Unemployment rate continues to decline – More interest rates to come?
US Non-farm Payrolls show that the economy added 263,000 jobs in September after creating 315,000 jobs in August. The change in total NFP was also revised up for July, from 526,000 to 537,000.
Here are other key takeaways from the September employment report:
- The number of unemployed persons dropped slightly to 5.8 million.
- The unemployment rate is slightly down at 3.5%.

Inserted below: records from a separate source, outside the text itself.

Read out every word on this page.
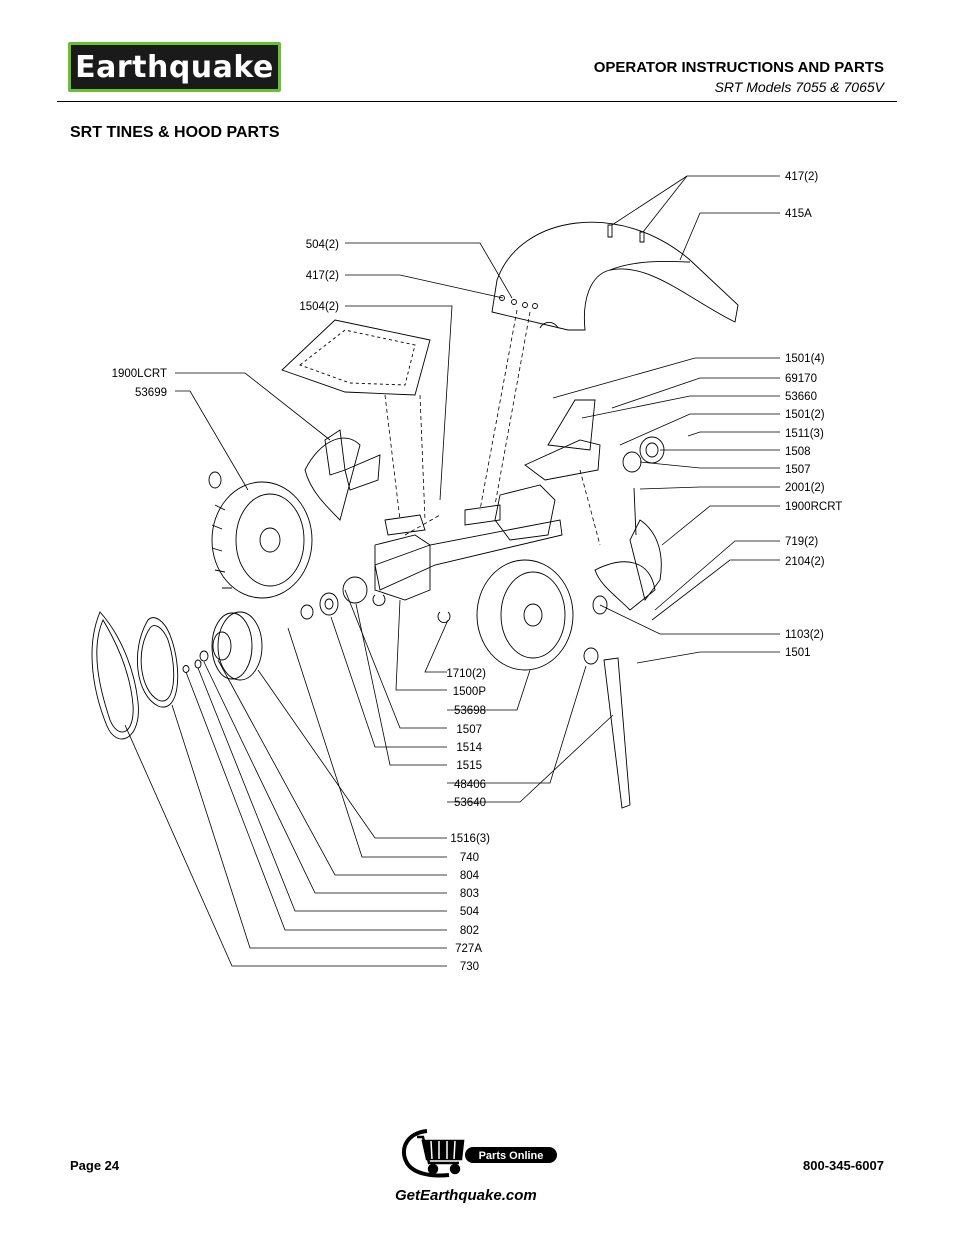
Earthquake	OPERATOR INSTRUCTIONS AND PARTS
SRT Models 7055 & 7065V
SRT TINES & HOOD PARTS
417(2)
415A
1501(4)
69170
53660
1501(2)
1511(3)
1508
1507
2001(2)
1900RCRT
719(2)
2104(2)
1103(2)
1501
504(2)
417(2)
1504(2)
1900LCRT
53699
1710(2)
1500P
53698
1507
1514
1515
48406
53640
1516(3)
740
804
803
504
802
727A
730
Page 24
Parts Online
GetEarthquake.com
800-345-6007
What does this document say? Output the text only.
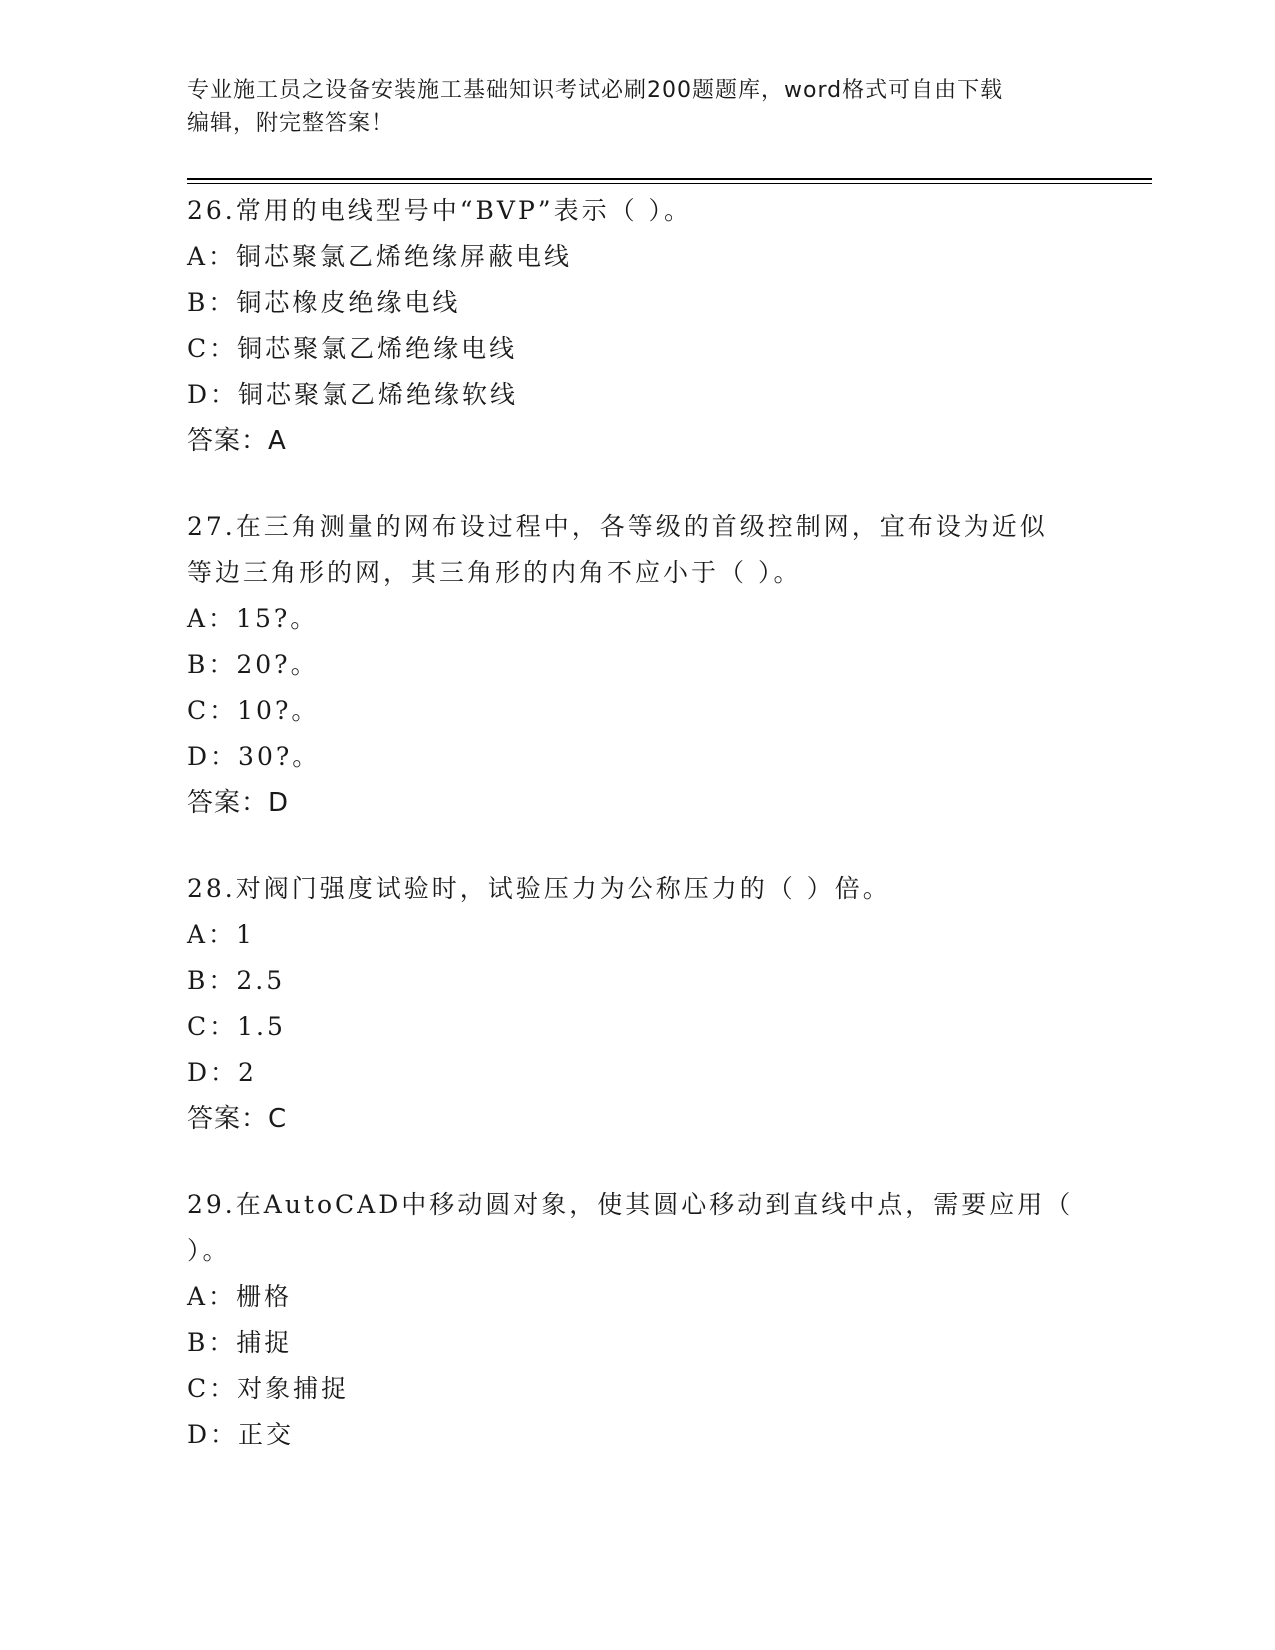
专业施工员之设备安装施工基础知识考试必刷200题题库，word格式可自由下载
编辑，附完整答案！
26.常用的电线型号中“BVP”表示（ ）。
A：铜芯聚氯乙烯绝缘屏蔽电线
B：铜芯橡皮绝缘电线
C：铜芯聚氯乙烯绝缘电线
D：铜芯聚氯乙烯绝缘软线
答案：A
27.在三角测量的网布设过程中，各等级的首级控制网，宜布设为近似
等边三角形的网，其三角形的内角不应小于（ ）。
A：15?。
B：20?。
C：10?。
D：30?。
答案：D
28.对阀门强度试验时，试验压力为公称压力的（ ）倍。
A：1
B：2.5
C：1.5
D：2
答案：C
29.在AutoCAD中移动圆对象，使其圆心移动到直线中点，需要应用（
）。
A：栅格
B：捕捉
C：对象捕捉
D：正交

- Average hourly earnings increased 0.3% in September, or 10 cents. All private nonfarm payroll workers’ average hourly wages increased by 10 cents to $32.46 last month. The average hourly wage has increased by 5% over last year.

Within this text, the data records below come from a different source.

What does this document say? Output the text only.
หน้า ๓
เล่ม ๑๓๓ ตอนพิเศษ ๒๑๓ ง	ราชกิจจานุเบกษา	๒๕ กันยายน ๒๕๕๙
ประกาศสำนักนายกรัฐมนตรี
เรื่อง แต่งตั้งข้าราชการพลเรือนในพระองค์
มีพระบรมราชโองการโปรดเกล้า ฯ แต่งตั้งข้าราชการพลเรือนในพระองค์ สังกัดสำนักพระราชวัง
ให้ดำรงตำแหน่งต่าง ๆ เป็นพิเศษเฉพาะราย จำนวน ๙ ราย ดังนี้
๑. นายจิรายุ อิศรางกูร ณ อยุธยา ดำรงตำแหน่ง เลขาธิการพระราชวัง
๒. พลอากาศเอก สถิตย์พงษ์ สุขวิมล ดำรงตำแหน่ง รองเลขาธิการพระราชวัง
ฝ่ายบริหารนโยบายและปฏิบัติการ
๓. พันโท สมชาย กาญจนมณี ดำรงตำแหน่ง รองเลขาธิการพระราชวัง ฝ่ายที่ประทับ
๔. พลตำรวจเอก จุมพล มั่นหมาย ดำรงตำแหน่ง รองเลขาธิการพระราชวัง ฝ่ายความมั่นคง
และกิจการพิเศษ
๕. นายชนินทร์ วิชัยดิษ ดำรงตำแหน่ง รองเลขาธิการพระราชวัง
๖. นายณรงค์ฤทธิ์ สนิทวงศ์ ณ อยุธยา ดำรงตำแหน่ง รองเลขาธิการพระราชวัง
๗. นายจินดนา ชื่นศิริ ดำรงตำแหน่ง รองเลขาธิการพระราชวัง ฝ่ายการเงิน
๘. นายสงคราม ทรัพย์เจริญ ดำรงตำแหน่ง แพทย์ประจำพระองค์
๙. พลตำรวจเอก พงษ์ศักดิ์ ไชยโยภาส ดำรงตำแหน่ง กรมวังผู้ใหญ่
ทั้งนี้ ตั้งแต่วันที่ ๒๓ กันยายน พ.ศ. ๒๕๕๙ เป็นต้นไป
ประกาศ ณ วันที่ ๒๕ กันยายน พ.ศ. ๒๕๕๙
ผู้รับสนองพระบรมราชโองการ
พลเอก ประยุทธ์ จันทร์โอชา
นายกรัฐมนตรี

- American stock futures are down after the report.
The labor gap in the United States is beginning to shrink, which may provide support for the Federal Reserve’s aggressive monetary policy
As a reminder, the labor gap is the difference between the number of people looking for work and the number of jobs available.
In August, there were a total of 10.05 million job opportunities, which is down by 10% from the 11.17 million that was reported in July, and is more than a million less than what market participants had anticipated.
Despite this, there were still 1.7 people looking for work for every vacant position, which is close to the highest ratio on record. The August reading also represented the highest one-month drop since April 2020, which was during the early stages of the Covid-19 pandemic.
This release is a possible early hint that the vast labor gap that has existed in the United States is beginning to narrow, which may give the Federal Reserve more room to continue increasing interest rates.
According to the New-York Times, Fed members believe that rising interest rates would not cause businesses to reduce their workforce by laying off employees – rather, they would dampen economic activity by simply causing businesses to require fewer workers overall. Up to this point, that has been taking place, albeit very slowly.
The data for Job Openings and Labor Turnover (JOLTS) and the NFP report are regularly followed by FOMC officials as they strive to curb runaway inflation by tightening the monetary policy of the United States, mostly through interest rate hikes. The Federal Reserve has already decided to raise interest rates five times this year, which has resulted in an overall cumulative increase of three percentage points.
At its last meeting in September, the Federal Reserve raised its key interest rates by 75 basis points once again, bringing the Fed Funds range to 3-3.25%. It is the third hike of this scale this year.
Still, there is still some work to do to reach the 2% inflation target of the Fed, as the latest data shows that the annual US CPI reached 8.3%. The Fed Chair, Jerome Powell, is warning that the job is far from done, with additional increases anticipated over the coming meetings.
As interest rates are at their highest level since the Covid-19 pandemic, markets continue to anticipate that the Federal Reserve will move forward with a fourth consecutive increase of 0.75 percentage points at its next meeting on November 1-2.